Des conjugaisons parfois bien différentes des nôtres
En ce qui concerne les verbes, certaines conjugaisons sont très proches de celles que nous connaissons aujourd’hui (chant, chantes, chante, chantons, chantez, chantent), d’autres au contraire sont bien différentes, comme par exemple :
- l’imparfait du verbe être : ere, eres, ere, eriiens, eriiez, erent ;
- le passé simple du verbe dire : dis, desis, dist, desimes, desistes, distrent.
Le passé simple, à lui seul, connaît quatre conjugaisons dites « faibles » et deux conjugaisons « fortes ».
Ajoutez à cela de fortes variations locales, qui ne simplifient pas les choses. Ainsi, l’extrait cité ci-dessus est considéré comme étant du champenois du XIIe siècle.
Déchiffrer les manuscrits
Une autre difficulté, pour ceux qui étudient les textes anciens, est de déchiffrer les manuscrits, certes souvent recopiés avec soin, mais malgré tout pas toujours très lisibles.
On peut trouver sur le site « Gallica » de la Bibliothèque Nationale de France le manuscrit d’Erec et Enide, dont vous trouverez en lien la première page : essayez de reconnaître les mots, vous verrez que ce n’est pas si facile.
Anc. 7498(4)
Source: gallica.bnf.fr
N’hésitez pas à cliquer sur le lien pour afficher l’image en grand format, directement sur le site Gallica de la BnF.
Les textes français de la Renaissance
Il ne faut pas croire que, sitôt terminé le Moyen-Âge, l’on se soit mis à parler tout de suite un français semblable au nôtre.

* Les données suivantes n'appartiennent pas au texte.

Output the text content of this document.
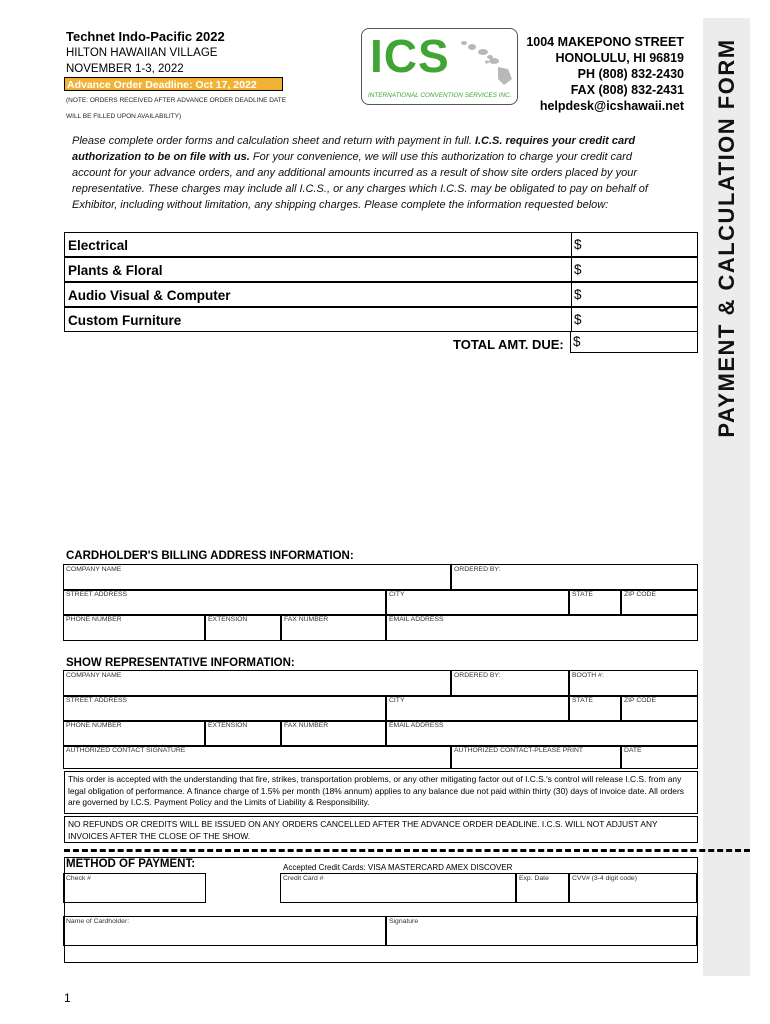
Technet Indo-Pacific 2022
HILTON HAWAIIAN VILLAGE
NOVEMBER 1-3, 2022
Advance Order Deadline: Oct 17, 2022
(NOTE: ORDERS RECEIVED AFTER ADVANCE ORDER DEADLINE DATE
WILL BE FILLED UPON AVAILABILITY)
ICS
INTERNATIONAL CONVENTION SERVICES INC.
1004 MAKEPONO STREET
HONOLULU, HI 96819
PH (808) 832-2430
FAX (808) 832-2431
helpdesk@icshawaii.net PAYMENT & CALCULATION FORM
Please complete order forms and calculation sheet and return with payment in full. I.C.S. requires your credit card authorization to be on file with us. For your convenience, we will use this authorization to charge your credit card account for your advance orders, and any additional amounts incurred as a result of show site orders placed by your representative. These charges may include all I.C.S., or any charges which I.C.S. may be obligated to pay on behalf of Exhibitor, including without limitation, any shipping charges. Please complete the information requested below:
Electrical	$
Plants & Floral	$
Audio Visual & Computer	$
Custom Furniture	$
TOTAL AMT. DUE: $
CARDHOLDER'S BILLING ADDRESS INFORMATION:
COMPANY NAME	ORDERED BY:
STREET ADDRESS	CITY	STATE	ZIP CODE
PHONE NUMBER	EXTENSION	FAX NUMBER	EMAIL ADDRESS
SHOW REPRESENTATIVE INFORMATION:
COMPANY NAME	ORDERED BY:	BOOTH #:
STREET ADDRESS	CITY	STATE	ZIP CODE
PHONE NUMBER	EXTENSION	FAX NUMBER	EMAIL ADDRESS
AUTHORIZED CONTACT SIGNATURE	AUTHORIZED CONTACT-PLEASE PRINT	DATE
This order is accepted with the understanding that fire, strikes, transportation problems, or any other mitigating factor out of I.C.S.'s control will release I.C.S. from any legal obligation of performance. A finance charge of 1.5% per month (18% annum) applies to any balance due not paid within thirty (30) days of invoice date. All orders are governed by I.C.S. Payment Policy and the Limits of Liability & Responsibility.
NO REFUNDS OR CREDITS WILL BE ISSUED ON ANY ORDERS CANCELLED AFTER THE ADVANCE ORDER DEADLINE. I.C.S. WILL NOT ADJUST ANY INVOICES AFTER THE CLOSE OF THE SHOW.
METHOD OF PAYMENT:	Accepted Credit Cards: VISA MASTERCARD AMEX DISCOVER
Check #	Credit Card #	Exp. Date	CVV# (3-4 digit code)
Name of Cardholder:	Signature
1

Certes, l’imprimerie améliore la lisibilité des documents, mais la langue présente encore pas mal de particularités. Si bien que, aujourd’hui, les textes de Montaigne ou Rabelais que l’on fait lire aux collégiens sont, là encore, bien souvent, des traductions, ou plutôt des adaptations.
Les lettrés de la Renaissance, fins connaisseurs de grec et de latin, n’hésitent pas à écrire les mots français en les faisant ressembler à leur étymon latin, ce qui donne des graphies comme « la nuict » (du latin noctem), parfois de façon fautive (sçavoir étant improprement rapproché de scire, alors qu’il vient de sapere).
Par exemple, le fameux prologue du Gargantua de Rabelais commence ainsi, par une adresse à ses lecteurs, désignés comme des « buveurs très illustres » :
« Beuveurs tresillustres, et vous, Verolés tresprecieux, — car à vous, non à aultres, sont dediez mes escriptz, — […] »
Rabelais, Gargantua [1534],
Paris, Pocket, 1992-1998, p. 34.
On comprend le sens, mais l’orthographe reste quand même assez éloignée de celle qui est aujourd’hui la nôtre. On notera le « l » de aultres, à valeur étymologique (de alter, altris), et le « p » de escriptz (à rapprocher de mots français comme « script », « scriptural »…). Remarquez aussi la façon dont Rabelais « colle » l’adverbe « très » avec l’adjectif qui le suit. J’ai déjà vu des textes du XIXe siècle où le lien était encore fait, mais à l’aide d’un tiret (on aurait alors écrit très-précieux, par exemple).
On trouve, de même, sans difficulté, sur le site Gallica, la page correspondant à cette citation dans l’édition originale du seizième siècle. Eh bien, cela ressemblait à cela :
Gargantua
Source: gallica.bnf.fr
Il s’agit ici de caractères imprimés, mais qui restent assez proches des manuscrits quant à la forme des lettres. On notera qu’en milieu de mot, le « v » et le « u » sont écrits de façon semblable, dans « Beuveurs ». On remarquera aussi la présence d’une drôle de lettre, qui ressemble à un « f », et qui n’est rien d’autre que la forme du « s » lorsqu’il se trouve en milieu de mots. Un peu plus bas, le mot « banquet », titre d’une œuvre de Platon, est écrit « bãcquet », avec un trait sur le « a » qui permet de gagner de la place.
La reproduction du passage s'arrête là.